3. Overdetermined linear systems#

I must have hit her pretty close to the mark to get her all riled up like that, huh, kid?

—Han Solo, The Empire Strikes Back

So far we have considered \(\mathbf{A}\mathbf{x}=\mathbf{b}\) only when \(\mathbf{A}\) is a square matrix. In this chapter we consider how to interpret and solve the problem for an \(m\times n\) matrix where \(m>n\)—and in practice, \(m\) is often much larger than \(n\). This is called an overdetermined linear system because, in general, the system has more equations to satisfy than the variables allow. The complementary underdetermined case \(m<n\) turns up less frequently and will not be considered in this book.
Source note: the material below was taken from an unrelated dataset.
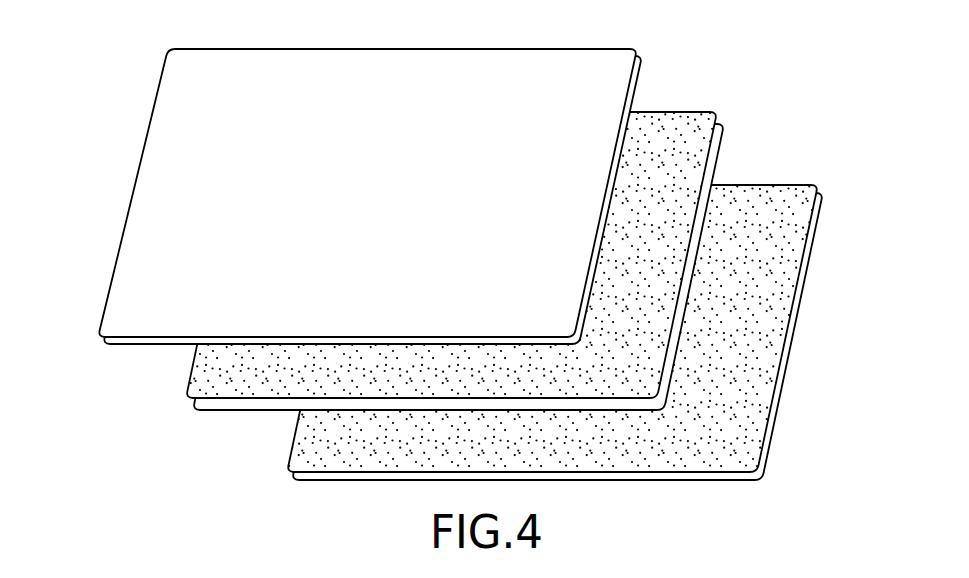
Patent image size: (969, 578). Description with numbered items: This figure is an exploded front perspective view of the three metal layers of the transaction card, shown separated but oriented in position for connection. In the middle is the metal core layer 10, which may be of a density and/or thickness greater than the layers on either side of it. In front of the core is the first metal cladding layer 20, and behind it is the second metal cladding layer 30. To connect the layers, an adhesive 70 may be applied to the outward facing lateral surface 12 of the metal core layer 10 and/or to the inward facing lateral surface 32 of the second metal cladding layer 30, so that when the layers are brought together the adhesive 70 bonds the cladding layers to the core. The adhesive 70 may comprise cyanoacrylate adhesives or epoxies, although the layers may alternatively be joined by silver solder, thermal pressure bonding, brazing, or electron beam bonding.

Since we cannot solve all of the system’s equations, we need to define what the “best possible” answer is. There are multiple useful options, but the most important version of the overdetermined problem occurs using the least squares—the sum of the squares of the equation residuals is minimized. This is far from an arbitrary choice. Mathematically, we recognize the sum-of-squares as a vector 2-norm and therefore tied to inner products; physically, the 2-norm may coincide with energy, which is often minimized by natural systems; and statistically, least squares leads to the estimates of maximum likelihood for certain models. Furthermore, the solution of the least-squares problem requires only linear algebra and is about as easily to compute as in the square case.

The linear least-squares problem serves as our introduction to the vast field of optimization. It is one of the simplest problems of this type. We will see an extension to a nonlinear version in the next chapter.